Ceci est à droite et ceci est à gauche, ceci est du passé
et ceci est du présent, ceci ressemble à cela, ceci a
accompagné cela, voilà à peu près tout ce que pourrait
produire même l’esprit de l’adulte, si l’éducation
ne venait lui inculquer des manières de penser qu’il
n’aurait jamais pu instaurer par ses seules forces, et qui
sont le fruit de tout le développement historique.

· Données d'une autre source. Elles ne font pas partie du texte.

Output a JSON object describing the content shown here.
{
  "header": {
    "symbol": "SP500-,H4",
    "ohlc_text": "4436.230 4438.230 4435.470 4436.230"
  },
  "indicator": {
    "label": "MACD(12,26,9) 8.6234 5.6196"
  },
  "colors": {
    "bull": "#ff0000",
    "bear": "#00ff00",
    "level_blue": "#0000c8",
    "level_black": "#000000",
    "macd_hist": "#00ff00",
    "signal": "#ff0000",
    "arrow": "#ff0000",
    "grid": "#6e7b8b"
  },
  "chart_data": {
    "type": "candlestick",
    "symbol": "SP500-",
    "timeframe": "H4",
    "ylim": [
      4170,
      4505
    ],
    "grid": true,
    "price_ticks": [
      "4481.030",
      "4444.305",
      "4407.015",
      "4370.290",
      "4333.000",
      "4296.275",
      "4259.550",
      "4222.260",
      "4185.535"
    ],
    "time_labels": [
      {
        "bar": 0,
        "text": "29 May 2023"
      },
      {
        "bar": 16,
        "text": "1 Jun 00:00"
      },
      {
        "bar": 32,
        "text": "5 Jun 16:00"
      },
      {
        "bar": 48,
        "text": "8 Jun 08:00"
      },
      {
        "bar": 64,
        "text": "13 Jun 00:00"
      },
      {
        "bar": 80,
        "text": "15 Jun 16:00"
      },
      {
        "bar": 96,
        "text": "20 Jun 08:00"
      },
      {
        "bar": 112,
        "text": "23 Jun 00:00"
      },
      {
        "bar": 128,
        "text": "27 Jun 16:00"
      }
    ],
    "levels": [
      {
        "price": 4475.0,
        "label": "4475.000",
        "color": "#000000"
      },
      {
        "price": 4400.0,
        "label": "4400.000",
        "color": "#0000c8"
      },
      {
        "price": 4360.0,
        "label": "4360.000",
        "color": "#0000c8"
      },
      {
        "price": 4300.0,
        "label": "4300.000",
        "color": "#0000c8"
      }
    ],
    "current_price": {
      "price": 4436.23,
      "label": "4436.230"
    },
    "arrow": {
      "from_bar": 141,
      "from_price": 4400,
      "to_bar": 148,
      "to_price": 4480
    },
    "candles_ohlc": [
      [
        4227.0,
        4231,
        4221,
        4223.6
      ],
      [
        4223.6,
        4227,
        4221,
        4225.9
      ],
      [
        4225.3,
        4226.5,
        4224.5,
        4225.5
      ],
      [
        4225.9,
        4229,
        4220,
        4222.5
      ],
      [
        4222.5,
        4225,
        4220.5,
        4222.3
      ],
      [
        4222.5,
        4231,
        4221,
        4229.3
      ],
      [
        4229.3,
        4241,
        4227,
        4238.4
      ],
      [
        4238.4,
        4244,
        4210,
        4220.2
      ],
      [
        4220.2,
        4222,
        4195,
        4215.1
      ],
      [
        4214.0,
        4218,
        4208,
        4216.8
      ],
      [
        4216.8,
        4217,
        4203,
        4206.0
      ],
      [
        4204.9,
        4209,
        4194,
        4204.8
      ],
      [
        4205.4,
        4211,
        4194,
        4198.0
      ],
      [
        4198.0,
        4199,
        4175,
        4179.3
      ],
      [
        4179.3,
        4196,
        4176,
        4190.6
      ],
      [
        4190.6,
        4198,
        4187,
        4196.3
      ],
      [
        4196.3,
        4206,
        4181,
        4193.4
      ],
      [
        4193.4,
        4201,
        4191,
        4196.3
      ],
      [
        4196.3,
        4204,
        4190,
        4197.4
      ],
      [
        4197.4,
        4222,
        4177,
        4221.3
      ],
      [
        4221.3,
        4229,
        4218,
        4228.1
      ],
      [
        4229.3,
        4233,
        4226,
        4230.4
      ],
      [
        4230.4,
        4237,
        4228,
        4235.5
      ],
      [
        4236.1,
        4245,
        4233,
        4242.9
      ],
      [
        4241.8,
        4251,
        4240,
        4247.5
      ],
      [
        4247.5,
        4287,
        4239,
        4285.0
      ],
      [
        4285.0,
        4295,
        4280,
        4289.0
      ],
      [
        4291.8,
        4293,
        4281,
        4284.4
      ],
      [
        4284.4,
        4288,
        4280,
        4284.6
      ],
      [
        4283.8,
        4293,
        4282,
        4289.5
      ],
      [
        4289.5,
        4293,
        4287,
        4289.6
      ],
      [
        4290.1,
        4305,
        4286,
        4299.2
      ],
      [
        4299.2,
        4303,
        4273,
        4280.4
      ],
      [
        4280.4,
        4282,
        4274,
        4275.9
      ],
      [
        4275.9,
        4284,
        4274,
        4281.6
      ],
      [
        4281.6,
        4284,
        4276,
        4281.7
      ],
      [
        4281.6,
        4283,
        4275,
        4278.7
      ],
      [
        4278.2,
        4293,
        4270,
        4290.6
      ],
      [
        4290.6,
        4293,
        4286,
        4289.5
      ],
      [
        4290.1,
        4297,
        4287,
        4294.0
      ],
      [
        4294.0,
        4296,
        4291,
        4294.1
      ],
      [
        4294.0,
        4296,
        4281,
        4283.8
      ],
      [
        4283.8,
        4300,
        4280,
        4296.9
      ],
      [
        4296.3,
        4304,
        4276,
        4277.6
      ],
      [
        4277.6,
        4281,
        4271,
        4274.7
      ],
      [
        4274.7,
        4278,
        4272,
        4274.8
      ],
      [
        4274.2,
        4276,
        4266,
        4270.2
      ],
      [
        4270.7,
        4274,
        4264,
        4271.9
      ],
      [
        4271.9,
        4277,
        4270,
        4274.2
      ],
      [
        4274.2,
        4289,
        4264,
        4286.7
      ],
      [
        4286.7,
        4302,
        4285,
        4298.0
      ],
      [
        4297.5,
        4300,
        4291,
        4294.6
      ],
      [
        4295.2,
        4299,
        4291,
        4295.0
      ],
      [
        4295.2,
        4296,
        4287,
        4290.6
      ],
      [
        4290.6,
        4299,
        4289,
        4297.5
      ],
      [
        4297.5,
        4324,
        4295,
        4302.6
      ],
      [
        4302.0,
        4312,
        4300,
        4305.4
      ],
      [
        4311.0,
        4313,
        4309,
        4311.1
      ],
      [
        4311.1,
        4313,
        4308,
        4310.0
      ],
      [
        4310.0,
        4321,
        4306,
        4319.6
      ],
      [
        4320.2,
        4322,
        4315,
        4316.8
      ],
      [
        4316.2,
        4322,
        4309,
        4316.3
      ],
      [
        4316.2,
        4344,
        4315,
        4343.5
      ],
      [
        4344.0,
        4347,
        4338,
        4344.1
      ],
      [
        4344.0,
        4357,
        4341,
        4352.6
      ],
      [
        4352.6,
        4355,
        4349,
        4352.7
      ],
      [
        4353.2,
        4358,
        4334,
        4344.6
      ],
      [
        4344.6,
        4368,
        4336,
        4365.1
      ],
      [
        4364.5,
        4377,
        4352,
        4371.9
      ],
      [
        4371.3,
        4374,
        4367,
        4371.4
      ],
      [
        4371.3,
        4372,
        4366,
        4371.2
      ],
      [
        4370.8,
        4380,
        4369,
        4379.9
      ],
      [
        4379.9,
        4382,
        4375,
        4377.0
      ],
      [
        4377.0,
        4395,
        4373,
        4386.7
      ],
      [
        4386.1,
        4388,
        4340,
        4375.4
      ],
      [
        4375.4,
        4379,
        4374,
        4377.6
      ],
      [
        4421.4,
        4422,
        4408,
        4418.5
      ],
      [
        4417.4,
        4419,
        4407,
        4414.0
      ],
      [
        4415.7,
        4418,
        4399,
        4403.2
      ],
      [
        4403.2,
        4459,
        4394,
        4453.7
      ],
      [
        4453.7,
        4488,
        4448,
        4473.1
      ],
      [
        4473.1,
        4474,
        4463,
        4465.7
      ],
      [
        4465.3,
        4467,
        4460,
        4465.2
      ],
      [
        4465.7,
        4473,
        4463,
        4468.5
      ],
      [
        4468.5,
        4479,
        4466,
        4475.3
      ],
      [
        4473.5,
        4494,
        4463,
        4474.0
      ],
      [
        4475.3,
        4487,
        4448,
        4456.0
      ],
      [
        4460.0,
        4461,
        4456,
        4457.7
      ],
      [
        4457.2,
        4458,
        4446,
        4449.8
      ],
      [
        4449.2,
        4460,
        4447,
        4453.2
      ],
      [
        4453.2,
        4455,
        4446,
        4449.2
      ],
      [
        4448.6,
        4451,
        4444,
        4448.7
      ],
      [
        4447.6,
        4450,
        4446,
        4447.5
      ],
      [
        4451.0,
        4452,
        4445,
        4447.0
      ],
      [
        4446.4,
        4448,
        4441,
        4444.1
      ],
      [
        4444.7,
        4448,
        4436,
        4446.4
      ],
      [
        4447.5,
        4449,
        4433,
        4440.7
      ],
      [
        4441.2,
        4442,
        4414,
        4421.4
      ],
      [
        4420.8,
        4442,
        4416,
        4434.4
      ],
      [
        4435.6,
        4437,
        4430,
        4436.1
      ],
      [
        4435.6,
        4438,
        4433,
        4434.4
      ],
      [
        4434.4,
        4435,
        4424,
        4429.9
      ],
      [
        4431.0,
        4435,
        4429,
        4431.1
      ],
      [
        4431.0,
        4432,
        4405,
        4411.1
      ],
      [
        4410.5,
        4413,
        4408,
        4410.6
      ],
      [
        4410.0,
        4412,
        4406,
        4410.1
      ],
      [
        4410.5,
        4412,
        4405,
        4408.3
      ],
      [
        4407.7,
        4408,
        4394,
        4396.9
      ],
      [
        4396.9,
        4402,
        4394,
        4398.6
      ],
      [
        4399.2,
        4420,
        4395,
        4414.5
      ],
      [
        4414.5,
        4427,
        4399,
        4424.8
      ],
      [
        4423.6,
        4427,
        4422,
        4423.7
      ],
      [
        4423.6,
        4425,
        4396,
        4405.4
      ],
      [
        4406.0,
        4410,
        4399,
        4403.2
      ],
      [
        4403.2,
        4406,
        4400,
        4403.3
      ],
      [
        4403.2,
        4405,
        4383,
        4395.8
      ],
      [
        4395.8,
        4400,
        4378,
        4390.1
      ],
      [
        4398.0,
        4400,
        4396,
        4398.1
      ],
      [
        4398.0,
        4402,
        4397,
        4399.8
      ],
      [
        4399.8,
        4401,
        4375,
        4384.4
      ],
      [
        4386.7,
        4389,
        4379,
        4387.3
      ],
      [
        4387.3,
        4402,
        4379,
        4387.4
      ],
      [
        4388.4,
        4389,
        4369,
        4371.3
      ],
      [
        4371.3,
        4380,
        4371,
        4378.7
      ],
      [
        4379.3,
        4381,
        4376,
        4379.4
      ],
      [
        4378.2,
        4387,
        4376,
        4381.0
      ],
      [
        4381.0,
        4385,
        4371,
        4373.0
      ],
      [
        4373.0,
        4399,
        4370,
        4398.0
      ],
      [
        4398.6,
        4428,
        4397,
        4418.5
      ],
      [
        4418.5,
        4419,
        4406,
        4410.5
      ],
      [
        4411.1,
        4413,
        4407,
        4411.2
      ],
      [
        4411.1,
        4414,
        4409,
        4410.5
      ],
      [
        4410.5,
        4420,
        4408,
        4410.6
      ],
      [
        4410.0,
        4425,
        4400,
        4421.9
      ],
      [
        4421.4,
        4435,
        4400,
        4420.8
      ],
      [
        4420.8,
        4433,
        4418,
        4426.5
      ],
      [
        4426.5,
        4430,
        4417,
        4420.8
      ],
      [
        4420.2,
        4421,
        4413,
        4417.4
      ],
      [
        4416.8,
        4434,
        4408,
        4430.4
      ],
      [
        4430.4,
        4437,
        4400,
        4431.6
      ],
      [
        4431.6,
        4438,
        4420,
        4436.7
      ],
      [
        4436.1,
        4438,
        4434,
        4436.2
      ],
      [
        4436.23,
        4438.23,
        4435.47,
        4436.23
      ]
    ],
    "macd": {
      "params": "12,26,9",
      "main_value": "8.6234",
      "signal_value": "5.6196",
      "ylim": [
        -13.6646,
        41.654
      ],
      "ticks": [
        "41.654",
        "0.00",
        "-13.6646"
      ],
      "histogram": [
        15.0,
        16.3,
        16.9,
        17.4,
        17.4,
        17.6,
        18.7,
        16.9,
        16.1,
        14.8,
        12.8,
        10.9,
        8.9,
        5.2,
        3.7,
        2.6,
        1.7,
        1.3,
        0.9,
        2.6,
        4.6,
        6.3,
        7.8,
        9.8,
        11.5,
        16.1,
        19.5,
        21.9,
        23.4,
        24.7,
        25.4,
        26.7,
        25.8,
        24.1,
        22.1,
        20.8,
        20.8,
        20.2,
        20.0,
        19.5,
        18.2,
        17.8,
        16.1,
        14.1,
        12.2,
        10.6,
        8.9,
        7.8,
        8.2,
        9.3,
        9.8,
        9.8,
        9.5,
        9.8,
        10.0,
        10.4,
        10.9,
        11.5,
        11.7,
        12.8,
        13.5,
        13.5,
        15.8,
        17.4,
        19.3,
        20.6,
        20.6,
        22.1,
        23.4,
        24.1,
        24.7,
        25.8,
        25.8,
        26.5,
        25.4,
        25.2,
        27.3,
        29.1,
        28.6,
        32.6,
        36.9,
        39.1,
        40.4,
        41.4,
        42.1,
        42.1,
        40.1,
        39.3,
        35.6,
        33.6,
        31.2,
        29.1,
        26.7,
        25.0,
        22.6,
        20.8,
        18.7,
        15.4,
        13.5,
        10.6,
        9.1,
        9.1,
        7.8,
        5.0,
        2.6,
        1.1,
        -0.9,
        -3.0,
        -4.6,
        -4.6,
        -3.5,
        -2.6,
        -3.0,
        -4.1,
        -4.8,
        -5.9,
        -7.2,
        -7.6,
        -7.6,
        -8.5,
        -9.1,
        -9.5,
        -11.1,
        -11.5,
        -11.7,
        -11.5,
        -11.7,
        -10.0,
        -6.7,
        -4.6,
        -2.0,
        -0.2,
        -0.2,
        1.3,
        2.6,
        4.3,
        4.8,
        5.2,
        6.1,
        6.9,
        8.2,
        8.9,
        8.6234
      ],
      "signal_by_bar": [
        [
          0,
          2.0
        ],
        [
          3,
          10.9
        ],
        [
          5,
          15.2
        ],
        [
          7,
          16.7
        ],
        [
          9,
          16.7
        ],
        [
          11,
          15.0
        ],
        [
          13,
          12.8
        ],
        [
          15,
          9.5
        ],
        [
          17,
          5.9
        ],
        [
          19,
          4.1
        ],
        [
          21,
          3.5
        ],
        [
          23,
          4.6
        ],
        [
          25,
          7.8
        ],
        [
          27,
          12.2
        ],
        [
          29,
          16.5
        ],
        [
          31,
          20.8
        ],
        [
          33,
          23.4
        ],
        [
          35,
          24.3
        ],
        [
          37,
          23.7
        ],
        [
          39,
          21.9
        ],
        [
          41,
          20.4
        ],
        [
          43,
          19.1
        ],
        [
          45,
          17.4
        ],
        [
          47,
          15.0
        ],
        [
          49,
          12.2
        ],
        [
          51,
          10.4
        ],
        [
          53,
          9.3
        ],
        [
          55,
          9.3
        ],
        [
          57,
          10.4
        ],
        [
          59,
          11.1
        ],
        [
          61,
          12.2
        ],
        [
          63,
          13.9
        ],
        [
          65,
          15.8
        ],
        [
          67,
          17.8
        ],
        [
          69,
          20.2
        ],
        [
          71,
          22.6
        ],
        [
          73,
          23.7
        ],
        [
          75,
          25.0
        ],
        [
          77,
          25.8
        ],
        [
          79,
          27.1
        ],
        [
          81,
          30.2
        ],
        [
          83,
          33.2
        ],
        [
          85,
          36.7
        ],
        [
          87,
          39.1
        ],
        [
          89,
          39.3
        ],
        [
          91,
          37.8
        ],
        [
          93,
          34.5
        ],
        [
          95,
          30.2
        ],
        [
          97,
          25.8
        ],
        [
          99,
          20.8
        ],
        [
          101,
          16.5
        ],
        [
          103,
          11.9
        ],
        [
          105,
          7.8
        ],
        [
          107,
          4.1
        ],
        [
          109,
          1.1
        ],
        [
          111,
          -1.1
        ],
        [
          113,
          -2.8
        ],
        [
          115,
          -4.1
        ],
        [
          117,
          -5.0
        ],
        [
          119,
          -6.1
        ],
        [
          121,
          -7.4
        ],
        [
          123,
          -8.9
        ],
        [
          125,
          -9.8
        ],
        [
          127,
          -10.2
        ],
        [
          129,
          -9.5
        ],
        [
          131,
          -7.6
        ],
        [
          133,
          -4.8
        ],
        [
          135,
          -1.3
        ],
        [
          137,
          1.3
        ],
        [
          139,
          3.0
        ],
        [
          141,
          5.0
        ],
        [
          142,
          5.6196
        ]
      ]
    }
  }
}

On voit
toute la distance qu’il y a entre ces distinctions et ces
groupements rudimentaires, et ce qui constitue vraiment une
classification.
Bien
loin donc que l’homme classe spontanément et par une
sorte de nécessité naturelle, au début, les conditions
les plus indispensables de la fonction classificatrice font
défaut à l’humanité.
Il
suffit d’ailleurs d’analyser l’idée même de
classification pour comprendre que l’homme n’en pouvait
trouver en lui-même les éléments essentiels.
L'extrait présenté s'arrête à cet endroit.